Real-time Timbre Remapping with Differentiable DSP
Jordie Shier, Charalampos Saitis, Andrew Robertson, and Andrew McPherson
Abstract
Presentation
Demos
These demos were recorded with professional drummer Carson Gant using a prototype audio plug-in. All models used in these videos were trained on short (~1min) recordings of Carson playing and all recordings were created in real-time.
Short Overview Demo
Short performance passages followed by the synthesized version. A few different synthesizer presets are included for demonstration.
Longer Performance Demos
Two videos of the same performance are shown for each model and corresponding synth preset: one with only the synthesized audio and one with the original drum sound mixed in.
Snare Preset 1
Synth Only Mix:
Synth plus Drum Mix:
Snare Preset 2
Synth Only Mix:
Synth plus Drum Mix:
Snare Preset 3
Synth Only Mix:
Synth plus Drum Mix:
Snare Preset 1 - Missed Hits
Example of playing from quiet to loud, showing that quiet hits were not captured well with this particular onset detection setup. Cresendos on the drumhead show more dynamic range than the rim hits during synthesis.
Synth Only Mix:
Synth plus Drum Mix:
Model and Training Details
We conducted a series of numerical experiments to evaluate the performance of our differentiable timbre remapping approach. This involved training neural network mapping models to estimate synthesizer parameter modulations to match audio feature differences observed between snare drum hits in a performance. This section supplements the material in the paper with model and training details. Please refer to section 5 in the paper for full details and results.
Mapping Models
This diagram shows an overview of the multi-layer perceptron (MLP) model used to map onset features to synthesizer parameter modulations. \(f_0(\cdot)\) extracts features from a short window of audio at a detected onset. The result is a feature vector with three dimensions (model input size). \(m_{\phi}(\cdot)\) is a neural network which is trained to estimate synthesizer parameter modulations \(\theta_{mod}\), which is summed with a synthesizer preset \(\theta_{pre}\). \(\theta_{pre}\) is selected prior to training and fixed. The number of synthesizer parameters is 14. Therefore, a mapping model maps from three input features to 14 output parameters.

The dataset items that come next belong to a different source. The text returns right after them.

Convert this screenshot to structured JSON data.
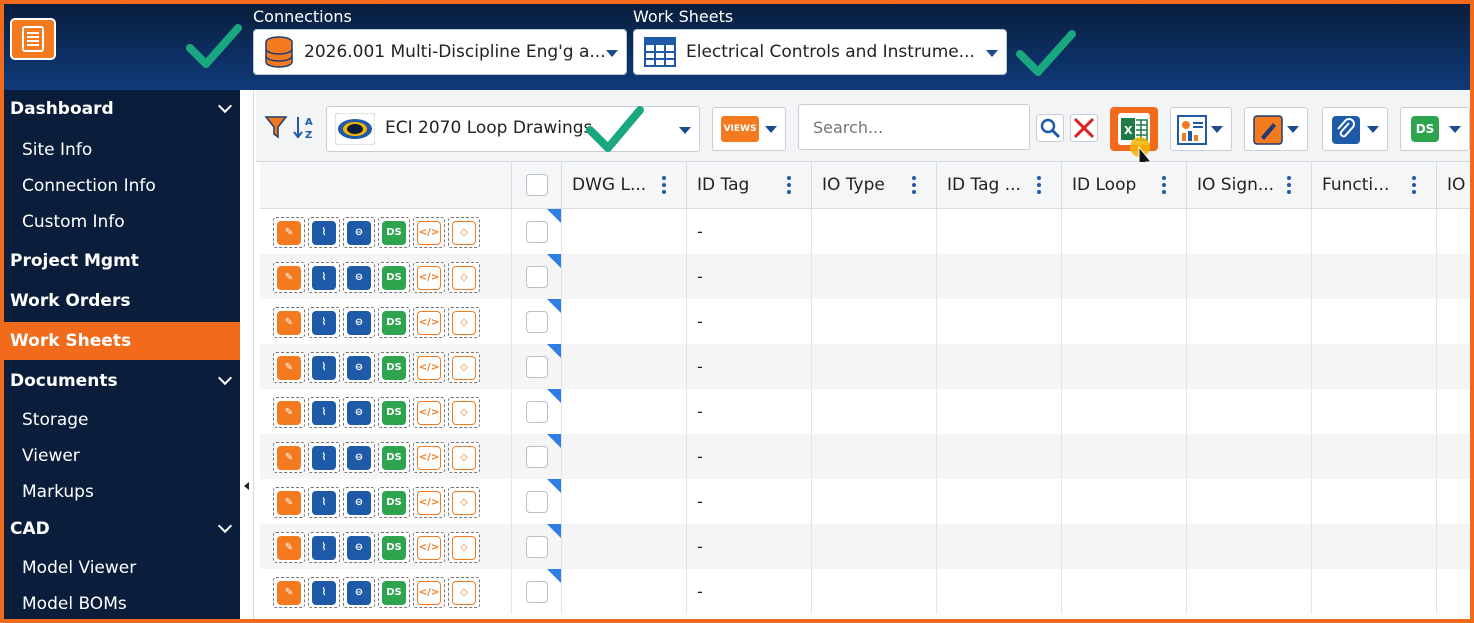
{
  "header": {
    "connections_label": "Connections",
    "connection_value": "2026.001 Multi-Discipline Eng'g a...",
    "worksheets_label": "Work Sheets",
    "worksheet_value": "Electrical Controls and Instrume..."
  },
  "sidebar": {
    "items": [
      {
        "label": "Dashboard",
        "type": "section",
        "expandable": true
      },
      {
        "label": "Site Info",
        "type": "sub"
      },
      {
        "label": "Connection Info",
        "type": "sub"
      },
      {
        "label": "Custom Info",
        "type": "sub"
      },
      {
        "label": "Project Mgmt",
        "type": "section"
      },
      {
        "label": "Work Orders",
        "type": "section"
      },
      {
        "label": "Work Sheets",
        "type": "section",
        "active": true
      },
      {
        "label": "Documents",
        "type": "section",
        "expandable": true
      },
      {
        "label": "Storage",
        "type": "sub"
      },
      {
        "label": "Viewer",
        "type": "sub"
      },
      {
        "label": "Markups",
        "type": "sub"
      },
      {
        "label": "CAD",
        "type": "section",
        "expandable": true
      },
      {
        "label": "Model Viewer",
        "type": "sub"
      },
      {
        "label": "Model BOMs",
        "type": "sub"
      }
    ]
  },
  "toolbar": {
    "view_value": "ECI 2070 Loop Drawings",
    "views_label": "VIEWS",
    "search_placeholder": "Search...",
    "ds_label": "DS"
  },
  "grid": {
    "columns": [
      "DWG L...",
      "ID Tag",
      "IO Type",
      "ID Tag ...",
      "ID Loop",
      "IO Sign...",
      "Functi...",
      "IO I"
    ],
    "row_actions": [
      "edit-icon",
      "attach-icon",
      "attach-remove-icon",
      "ds-icon",
      "code-icon",
      "tags-icon"
    ],
    "rows": [
      {
        "id_tag": "-"
      },
      {
        "id_tag": "-"
      },
      {
        "id_tag": "-"
      },
      {
        "id_tag": "-"
      },
      {
        "id_tag": "-"
      },
      {
        "id_tag": "-"
      },
      {
        "id_tag": "-"
      },
      {
        "id_tag": "-"
      },
      {
        "id_tag": "-"
      }
    ]
  },
  "colors": {
    "accent": "#f26a1b",
    "nav_bg": "#0a1e3c",
    "check_green": "#1aa67e",
    "blue": "#1e5aa8"
  }
}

During numerical experiments we included a baseline linear layer for comparison. The linear model did not include layer normalization. Details of the different architectures are provided in the table below.

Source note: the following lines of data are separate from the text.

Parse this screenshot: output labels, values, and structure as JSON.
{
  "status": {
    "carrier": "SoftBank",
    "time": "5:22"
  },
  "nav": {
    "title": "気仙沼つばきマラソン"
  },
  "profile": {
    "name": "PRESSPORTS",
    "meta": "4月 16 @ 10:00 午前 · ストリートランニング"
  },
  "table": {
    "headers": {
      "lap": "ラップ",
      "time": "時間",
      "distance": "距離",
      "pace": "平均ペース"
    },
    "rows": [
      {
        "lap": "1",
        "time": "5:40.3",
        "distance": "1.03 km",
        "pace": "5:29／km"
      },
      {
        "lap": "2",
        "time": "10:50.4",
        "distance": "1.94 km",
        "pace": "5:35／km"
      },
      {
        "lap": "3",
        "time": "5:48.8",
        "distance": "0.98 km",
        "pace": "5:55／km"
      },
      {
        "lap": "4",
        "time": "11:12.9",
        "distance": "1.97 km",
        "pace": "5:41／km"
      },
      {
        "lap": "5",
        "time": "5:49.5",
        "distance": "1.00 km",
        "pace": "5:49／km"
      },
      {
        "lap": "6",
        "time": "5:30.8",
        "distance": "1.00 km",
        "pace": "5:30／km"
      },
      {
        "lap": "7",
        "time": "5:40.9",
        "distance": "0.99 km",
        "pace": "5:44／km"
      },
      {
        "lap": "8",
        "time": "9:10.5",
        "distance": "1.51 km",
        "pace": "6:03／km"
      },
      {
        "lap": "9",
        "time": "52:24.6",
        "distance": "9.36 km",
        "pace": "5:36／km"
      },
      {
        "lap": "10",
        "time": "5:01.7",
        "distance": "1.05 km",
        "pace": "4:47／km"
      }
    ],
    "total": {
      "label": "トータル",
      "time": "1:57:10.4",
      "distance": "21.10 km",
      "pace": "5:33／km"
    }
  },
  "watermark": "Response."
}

Model | Hidden Size | Num Layers | Num Params | Activation | Output |
---|---|---|---|---|---|
Linear | n/a | 0 | 42 | Linear | Clamp (-1.0,1.0) |
MLP | 32 | 1 | 590 | ReLU | Tanh |
MLP Lrg | 64 | 3 | 9500 | ReLU | Tanh |
Training Hyperparameters
Model parameters were initialized by sampling from a normal distribution with zero mean and a standard deviation selected via hyperparameter tuning. All models were trained using an Adam optimizer for 250 epochs. The learning rate was scheduled to decrease by a factor of 0.5 when a validation loss plateaud for 20 epochs. Initial learning rates are shown in the table below.
Model | Weight Initialization Std | Learning Rate |
---|---|---|
Linear | 1e-6 | 5e-3 |
MLP | 1e-3 | 5e-4 |
MLP LRG | 1e-3 | 5e-4 |
Direct Optimization
For numerical experiments we compared against results obtained by directly optimizing synthesizer modulation values. No models were trained. The synthesizer modulation values were treated as learned parameters and directly optimized for each drum sound in a dataset. This represents an upper-bound for mapping model performance. For this we used an Adam optimizer with a learning rate of 5e-3 which was scheduled to decrease by a factor of 0.5 after 50 iterations with no decrease in loss. Parameters were optimized for 1000 iterations.